The average GW of domesticated wheat is significantly greater than that of its direct progenitor; moreover, the grain of domesticated wheat is usually wider and shorter while wild wheat has longer and narrower grains [2,4]. Because the genetic mechanisms underlying this selection process are not well understood, we initiated a genetic dissection of GW using a biparental durum × WEW mapping population. Interestingly, our multi-site field studies of the Sv × Zv population led to the identification of several RILs with greater TKW than parental durum line (Figure S1). Such transgressive segregation indicates the potential of WEW germplasm as a source of useful alleles for modern wheat breeding programs.

Our genetic dissection of TKW using the Sv × Zv mapping population identified 22 loci related to TKW (Figure 1). Eight of the QTLs had an increasing effect contributed by Zv and the rest by Sv.
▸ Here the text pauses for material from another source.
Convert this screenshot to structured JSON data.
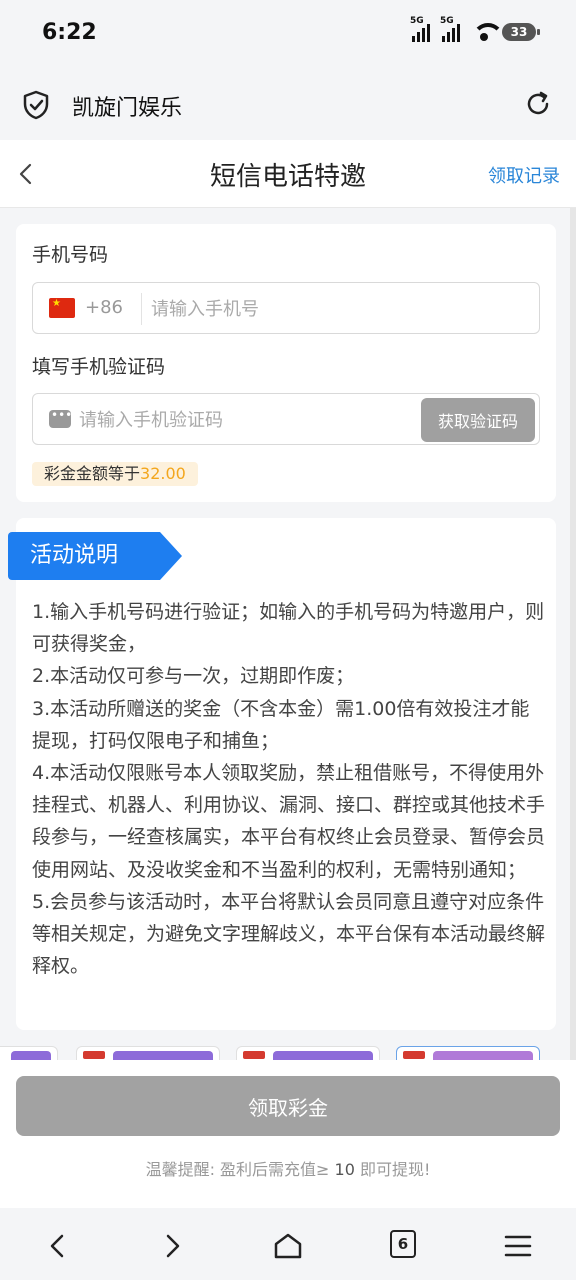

Of the 22 QTLs, eight were shared by more than one experiment and four were identified only in one experiment. Because our aim was to identify QTLs for which wild wheat may carry hitherto unexploited beneficial alleles, we used all available data from bi-parental tetraploid wheat populations having emmer wheat as one parental line and conducted a genome-based meta-QTL analysis (Figure 1). Until recently, meta-QTL studies relied on a consensus map constructed by either combining genetic linkage maps based on common markers via a homothetic projection process and solving conflicting markers locally [30,31] or by completely avoiding conflicting markers and instead analyzing all datasets as a single population. In the latter approach, the situation of conflicting markers is completed avoided by reducing the consensus-mapping problem to single-population ordering via construction of a synthetic distance matrix from all datasets [32,33]. In contrast to these linkage-based strategies, here we used the WEW reference genome to anchor the QTL markers to a common physical coordinate system via sequence alignment. This novel approach proved quite efficient, as we were able to find the unambiguous physical locations of most QTL markers. This strategy also allowed a straightforward comparison of results from all the QTL studies without the need for even one common marker between them. While the current study focused on TKW in wheat, the general scheme is valid for other traits. The meta-QTL analysis revealed more than 10 loci associated with higher TKW contributed by an emmer parent (Figure 1). Although all the meta-QTLs were shared by two or more studies, none were shared by all of them. It is possible that this result may be due to the nature of TKW in wheat. On one hand, TKW is a high heritable trait, relatively insensitive to environment [34]; but on the other hand, it is also multi-genic, multi-component trait [35], suggesting a high likelihood of different populations carrying different suites of relevant alleles.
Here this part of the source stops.